As a young girl, Nellie questioned the “traditional women’s roles” however she was always hushed up when she openly did so. These views were evident in the many books that she wrote in the years leading up to the First World War. As a “pioneer” writer, McClung talked significantly about how the hard work and dedication of women often goes unnoticed and unrewarded. Being an avid Christian believer, Nellie believed deeply in social justice and was a prominent member of the WCTU. She founded many organizations: the Winnipeg Political Equality League, the Federated Women's Institutes of Canada and the Women's Institute of Edmonton, for which she was also the first president. She was also active in, among others, the Canadian Authors Association, the Canadian Women's Press Club, the Methodist Church of Canada and the Calgary Women's Literary Club.
 

“While a celebrated novelist, it is as an essayist and political activist that McClung is most often remembered. She and her husband, Wes McClung, son of the family she had boarded with in Manitou, moved to Winnipeg in 1911, where she became involved with the Canadian Women’s Press Club and where her fervent Methodism and belief in the Social Gospel found release in the suffrage movement.”

(http://timelinks.merlin.mb.ca/referenc/db0003.htm)
Nellie, along with several other middle class reformers created the Political Equality League, and traveled the province, speaking at various assemblies in promotion of women’s rights. She also was in continual contact with her bitter rival, Manitoba premier Sir Rodmond Roblin. She had the ironic privilege of playing his role in the Women’s Parliament in 1914.

“In 1915, McClung penned In Times Like These, a collection of anecdotes and speeches based on the speaking tours she had done for the Political Equality League. This book remains today one of the most articulate expressions of the ideology and arguments of maternal feminism .In it, the reader can see evidence of McClung's fervent Methodism, her adherence to the Social Gospel, and also the elitism and persistent nativism that would later mar her relationship with some of her more progressive allies like Francis Beynon.”

(http://timelinks.merlin.mb.ca/referenc/db0003.htm)
In 1918, McClung was the only woman delegate at the Canadian War Conference. In 1921, she was a Methodist delegate to the World Ecumenical Congress.
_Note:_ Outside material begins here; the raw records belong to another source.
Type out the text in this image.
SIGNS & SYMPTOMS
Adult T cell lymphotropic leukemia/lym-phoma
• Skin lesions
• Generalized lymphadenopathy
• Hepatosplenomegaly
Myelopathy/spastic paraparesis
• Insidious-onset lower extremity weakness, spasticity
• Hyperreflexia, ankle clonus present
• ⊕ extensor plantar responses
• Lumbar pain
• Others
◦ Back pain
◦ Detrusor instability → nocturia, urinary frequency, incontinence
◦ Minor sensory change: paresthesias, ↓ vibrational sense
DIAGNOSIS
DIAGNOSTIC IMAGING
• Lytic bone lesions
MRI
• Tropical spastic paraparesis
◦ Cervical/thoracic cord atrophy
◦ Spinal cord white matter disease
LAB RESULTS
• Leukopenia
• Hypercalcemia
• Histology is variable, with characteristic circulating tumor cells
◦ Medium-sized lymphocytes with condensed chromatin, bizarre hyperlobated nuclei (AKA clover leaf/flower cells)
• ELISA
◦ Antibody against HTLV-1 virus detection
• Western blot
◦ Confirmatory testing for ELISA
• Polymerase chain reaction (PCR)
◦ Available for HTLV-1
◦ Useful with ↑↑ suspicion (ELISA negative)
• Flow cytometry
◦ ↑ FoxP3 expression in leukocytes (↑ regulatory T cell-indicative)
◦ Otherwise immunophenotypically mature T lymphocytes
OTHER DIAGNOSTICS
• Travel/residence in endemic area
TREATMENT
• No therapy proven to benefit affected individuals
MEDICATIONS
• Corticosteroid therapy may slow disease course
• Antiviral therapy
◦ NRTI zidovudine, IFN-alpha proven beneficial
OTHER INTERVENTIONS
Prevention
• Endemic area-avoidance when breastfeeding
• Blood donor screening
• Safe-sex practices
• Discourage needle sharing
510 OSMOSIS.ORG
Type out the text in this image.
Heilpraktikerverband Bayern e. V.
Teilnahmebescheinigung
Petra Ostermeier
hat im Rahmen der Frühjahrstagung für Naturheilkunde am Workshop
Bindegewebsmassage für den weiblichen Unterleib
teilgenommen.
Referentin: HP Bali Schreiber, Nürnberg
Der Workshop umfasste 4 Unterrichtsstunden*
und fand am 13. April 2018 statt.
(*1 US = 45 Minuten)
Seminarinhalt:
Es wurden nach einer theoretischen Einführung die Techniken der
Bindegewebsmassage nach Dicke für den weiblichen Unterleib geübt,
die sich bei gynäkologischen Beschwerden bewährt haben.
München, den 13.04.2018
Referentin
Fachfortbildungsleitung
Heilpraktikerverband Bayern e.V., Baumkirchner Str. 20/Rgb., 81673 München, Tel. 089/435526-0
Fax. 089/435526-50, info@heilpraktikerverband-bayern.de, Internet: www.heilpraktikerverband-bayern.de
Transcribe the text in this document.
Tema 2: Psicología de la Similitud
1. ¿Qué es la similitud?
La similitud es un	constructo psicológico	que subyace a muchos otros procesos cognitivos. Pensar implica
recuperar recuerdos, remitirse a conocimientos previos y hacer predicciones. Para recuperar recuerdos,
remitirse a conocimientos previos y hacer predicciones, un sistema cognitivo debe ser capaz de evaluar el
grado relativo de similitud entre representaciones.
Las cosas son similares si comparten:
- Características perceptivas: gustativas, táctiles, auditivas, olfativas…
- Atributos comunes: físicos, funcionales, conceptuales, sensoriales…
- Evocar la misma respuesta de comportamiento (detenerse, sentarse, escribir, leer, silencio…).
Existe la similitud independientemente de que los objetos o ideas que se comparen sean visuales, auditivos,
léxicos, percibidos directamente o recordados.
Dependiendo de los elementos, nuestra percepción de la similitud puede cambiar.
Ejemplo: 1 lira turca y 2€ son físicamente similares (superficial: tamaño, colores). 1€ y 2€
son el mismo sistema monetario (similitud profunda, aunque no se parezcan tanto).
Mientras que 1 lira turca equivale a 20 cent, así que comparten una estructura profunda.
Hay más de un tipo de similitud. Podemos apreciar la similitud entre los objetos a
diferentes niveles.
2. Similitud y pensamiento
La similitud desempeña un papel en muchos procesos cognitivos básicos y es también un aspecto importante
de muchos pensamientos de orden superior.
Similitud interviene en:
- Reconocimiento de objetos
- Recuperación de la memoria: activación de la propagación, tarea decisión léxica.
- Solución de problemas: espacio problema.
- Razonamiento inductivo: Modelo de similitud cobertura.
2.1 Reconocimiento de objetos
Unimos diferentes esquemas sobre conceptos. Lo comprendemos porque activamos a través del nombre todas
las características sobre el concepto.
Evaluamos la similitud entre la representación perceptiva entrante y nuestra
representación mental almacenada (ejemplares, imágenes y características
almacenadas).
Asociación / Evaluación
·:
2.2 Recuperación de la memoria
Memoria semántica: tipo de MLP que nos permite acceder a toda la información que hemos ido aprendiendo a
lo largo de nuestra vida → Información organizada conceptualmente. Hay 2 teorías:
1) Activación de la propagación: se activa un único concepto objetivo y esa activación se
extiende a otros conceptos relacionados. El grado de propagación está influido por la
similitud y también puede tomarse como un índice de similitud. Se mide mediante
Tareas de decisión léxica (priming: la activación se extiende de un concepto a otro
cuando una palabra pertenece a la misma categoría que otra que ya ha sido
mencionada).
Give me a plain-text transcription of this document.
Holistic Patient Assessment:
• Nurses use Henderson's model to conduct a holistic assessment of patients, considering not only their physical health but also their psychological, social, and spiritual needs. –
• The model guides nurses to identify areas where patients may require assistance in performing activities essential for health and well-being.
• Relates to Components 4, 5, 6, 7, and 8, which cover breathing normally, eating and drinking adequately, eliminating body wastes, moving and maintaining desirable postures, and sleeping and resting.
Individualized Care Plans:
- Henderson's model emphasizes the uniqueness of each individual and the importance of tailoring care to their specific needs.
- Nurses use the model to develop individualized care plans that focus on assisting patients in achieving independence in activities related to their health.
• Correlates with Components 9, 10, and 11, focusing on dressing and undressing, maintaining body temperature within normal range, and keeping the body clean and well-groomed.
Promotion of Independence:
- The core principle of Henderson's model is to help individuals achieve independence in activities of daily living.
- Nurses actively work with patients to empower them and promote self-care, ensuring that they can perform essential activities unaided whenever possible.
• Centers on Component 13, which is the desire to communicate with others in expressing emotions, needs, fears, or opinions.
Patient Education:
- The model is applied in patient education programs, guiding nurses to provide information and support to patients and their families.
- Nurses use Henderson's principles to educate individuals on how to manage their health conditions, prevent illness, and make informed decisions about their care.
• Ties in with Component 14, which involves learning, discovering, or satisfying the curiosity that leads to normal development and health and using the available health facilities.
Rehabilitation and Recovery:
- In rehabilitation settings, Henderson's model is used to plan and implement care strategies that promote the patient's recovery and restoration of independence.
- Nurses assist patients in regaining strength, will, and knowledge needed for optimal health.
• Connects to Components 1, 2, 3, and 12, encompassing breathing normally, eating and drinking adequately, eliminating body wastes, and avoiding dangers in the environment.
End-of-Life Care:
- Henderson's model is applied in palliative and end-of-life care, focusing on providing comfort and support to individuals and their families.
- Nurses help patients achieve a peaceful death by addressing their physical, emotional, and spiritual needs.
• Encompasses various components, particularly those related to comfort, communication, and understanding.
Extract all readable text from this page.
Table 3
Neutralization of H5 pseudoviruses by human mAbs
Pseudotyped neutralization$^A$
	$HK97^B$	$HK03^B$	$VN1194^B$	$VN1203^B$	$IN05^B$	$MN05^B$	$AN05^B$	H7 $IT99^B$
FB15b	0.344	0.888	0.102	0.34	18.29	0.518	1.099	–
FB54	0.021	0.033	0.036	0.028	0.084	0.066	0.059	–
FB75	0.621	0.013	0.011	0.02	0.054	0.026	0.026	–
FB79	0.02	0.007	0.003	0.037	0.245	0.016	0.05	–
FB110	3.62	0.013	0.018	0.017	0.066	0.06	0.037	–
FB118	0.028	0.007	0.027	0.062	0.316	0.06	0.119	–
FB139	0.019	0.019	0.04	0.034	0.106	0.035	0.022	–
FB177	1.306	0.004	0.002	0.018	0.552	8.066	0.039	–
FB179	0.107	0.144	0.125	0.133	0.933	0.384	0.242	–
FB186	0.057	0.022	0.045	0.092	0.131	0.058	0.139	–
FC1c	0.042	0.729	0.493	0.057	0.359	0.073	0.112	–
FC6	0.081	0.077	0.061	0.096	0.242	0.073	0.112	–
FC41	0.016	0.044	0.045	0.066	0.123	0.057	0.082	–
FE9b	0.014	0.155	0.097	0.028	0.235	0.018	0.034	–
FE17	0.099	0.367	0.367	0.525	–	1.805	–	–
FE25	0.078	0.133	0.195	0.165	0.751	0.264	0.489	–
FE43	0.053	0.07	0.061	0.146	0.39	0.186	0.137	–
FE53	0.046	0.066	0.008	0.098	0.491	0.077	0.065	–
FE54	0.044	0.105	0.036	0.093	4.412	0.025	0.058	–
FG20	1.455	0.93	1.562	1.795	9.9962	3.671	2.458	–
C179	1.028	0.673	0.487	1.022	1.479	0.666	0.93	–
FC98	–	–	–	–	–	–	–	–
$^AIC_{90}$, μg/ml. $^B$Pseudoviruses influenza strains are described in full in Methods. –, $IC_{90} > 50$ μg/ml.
Nellie followed her beloved husband, Wes and their five children, to Alberta where she remained politically active. She served as a Liberal Member of the Legislative Assembly of Alberta in the twenties. In 1929, she along with four other women rallied against the Supreme Court Decision to have women declared “persons” under the law. The “famous five” succeeded. Only one year later, she was appointed to a clerical position of the United Church of Canada.

Nellie died on September 1, 1951, peacefully from natural causes. In 1973, an eight-cent postage stamp and s statue in Ottawa of the “Famous Five” were dedicated to her for her great and significant contribution to the country of Canada. And most recently, a statue was erected in Calgary in 1999.